There’s also the potential for this “live office” to act as an agent of dissemination. As Miljacki explains: “We want to produce a large context in that OfficeUS allows for a super-connected and engaged discourse globally. So if there is a conversation happening on the ground there that produces interesting exchange, we want those questions to be relayed back to the real world practice.”
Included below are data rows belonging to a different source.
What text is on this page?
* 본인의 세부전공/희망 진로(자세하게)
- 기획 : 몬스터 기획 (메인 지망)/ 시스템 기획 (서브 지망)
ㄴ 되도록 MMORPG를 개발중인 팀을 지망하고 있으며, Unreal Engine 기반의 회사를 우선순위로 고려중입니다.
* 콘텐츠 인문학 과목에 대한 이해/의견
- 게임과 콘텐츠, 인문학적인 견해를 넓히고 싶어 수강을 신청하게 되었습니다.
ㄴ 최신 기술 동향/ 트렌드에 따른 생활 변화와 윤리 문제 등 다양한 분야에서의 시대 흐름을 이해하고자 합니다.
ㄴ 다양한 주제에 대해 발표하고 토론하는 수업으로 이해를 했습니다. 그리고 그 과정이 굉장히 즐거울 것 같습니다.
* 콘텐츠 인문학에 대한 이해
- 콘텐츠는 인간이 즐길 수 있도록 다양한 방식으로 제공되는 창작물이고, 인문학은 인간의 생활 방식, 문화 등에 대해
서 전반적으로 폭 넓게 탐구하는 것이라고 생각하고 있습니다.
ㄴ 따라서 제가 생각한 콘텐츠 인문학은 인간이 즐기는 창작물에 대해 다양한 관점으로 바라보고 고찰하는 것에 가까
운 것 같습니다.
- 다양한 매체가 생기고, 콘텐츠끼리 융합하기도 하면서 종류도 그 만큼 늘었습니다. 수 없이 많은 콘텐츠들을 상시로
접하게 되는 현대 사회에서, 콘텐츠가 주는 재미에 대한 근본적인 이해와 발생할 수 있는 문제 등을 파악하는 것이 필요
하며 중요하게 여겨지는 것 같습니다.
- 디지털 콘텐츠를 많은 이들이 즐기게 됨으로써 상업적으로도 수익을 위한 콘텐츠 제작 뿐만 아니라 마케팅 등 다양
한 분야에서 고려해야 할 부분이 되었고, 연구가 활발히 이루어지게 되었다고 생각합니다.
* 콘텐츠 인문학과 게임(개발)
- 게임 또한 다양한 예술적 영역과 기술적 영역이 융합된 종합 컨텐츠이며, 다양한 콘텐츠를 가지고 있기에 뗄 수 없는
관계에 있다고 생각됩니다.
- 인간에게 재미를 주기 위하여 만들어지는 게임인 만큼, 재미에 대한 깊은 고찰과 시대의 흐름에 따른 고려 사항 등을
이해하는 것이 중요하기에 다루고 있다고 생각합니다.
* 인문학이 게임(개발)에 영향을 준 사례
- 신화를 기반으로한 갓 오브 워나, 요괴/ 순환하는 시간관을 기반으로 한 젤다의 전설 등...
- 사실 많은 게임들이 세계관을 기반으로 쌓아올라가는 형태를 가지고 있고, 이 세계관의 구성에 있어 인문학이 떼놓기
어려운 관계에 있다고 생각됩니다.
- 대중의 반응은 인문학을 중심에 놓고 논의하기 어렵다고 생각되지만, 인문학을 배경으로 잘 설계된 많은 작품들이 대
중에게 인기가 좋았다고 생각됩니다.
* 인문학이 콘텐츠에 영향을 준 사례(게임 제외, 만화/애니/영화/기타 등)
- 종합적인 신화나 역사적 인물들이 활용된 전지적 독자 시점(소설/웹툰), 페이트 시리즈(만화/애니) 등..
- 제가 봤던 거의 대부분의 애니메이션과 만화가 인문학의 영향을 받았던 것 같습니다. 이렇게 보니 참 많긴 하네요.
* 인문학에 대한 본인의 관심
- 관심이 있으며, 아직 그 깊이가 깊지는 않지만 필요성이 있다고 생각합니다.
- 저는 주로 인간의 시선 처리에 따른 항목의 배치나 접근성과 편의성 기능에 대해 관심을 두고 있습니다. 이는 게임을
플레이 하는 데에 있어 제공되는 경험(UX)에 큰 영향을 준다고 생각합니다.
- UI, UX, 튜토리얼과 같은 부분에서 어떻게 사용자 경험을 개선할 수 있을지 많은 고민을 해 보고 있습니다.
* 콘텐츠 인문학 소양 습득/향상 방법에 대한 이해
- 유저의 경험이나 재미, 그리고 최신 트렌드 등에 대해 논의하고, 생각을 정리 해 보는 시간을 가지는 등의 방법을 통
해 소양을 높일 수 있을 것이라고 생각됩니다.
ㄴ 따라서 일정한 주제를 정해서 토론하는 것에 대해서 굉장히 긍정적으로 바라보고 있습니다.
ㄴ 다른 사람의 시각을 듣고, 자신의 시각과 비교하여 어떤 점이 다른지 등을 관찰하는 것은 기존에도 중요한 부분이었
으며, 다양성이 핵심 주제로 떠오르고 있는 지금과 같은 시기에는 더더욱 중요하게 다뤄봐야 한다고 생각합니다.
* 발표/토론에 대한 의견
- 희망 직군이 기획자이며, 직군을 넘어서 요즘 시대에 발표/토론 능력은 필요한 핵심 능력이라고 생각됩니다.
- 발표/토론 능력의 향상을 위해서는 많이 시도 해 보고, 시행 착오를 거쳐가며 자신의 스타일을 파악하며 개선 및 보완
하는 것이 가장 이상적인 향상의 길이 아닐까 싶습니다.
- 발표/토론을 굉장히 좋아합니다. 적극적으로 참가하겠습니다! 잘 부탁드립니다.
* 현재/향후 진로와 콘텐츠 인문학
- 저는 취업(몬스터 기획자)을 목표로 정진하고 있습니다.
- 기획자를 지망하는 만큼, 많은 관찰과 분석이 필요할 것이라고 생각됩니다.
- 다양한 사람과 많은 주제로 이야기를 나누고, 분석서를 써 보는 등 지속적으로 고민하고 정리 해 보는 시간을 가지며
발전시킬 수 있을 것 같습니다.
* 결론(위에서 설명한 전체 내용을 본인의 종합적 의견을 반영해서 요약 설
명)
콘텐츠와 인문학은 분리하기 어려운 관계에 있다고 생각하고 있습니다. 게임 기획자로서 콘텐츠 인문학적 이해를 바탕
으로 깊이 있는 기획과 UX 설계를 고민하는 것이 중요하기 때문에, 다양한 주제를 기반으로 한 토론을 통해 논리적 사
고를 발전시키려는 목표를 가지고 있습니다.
The Al Hamra Tower in Kuwait City was designed by SOM, one of the several major U.S. firms with extensive work overseas.

Courtesy Michael Kubo

The project, then, lives on the strength of collaborators. One such collaborator was the Esto archives, who through Erica Stoller (Ezra’s daughter) granted the curators access to an invaluable image archive of the offices of American architectural firms. On perusing this images, the curators noted how in spite of all the technological and cultural changes that have affected the practice in the ensuing decades, the actual physicality of the architecture office has remained remarkably the same. As Schafer puts it: “We want to open that discussion, to why is it still how it was and what may it be in the future; how can it be different. We want to inspire the profession to re-consider that way it operates today and that  could have an effect in the practice.”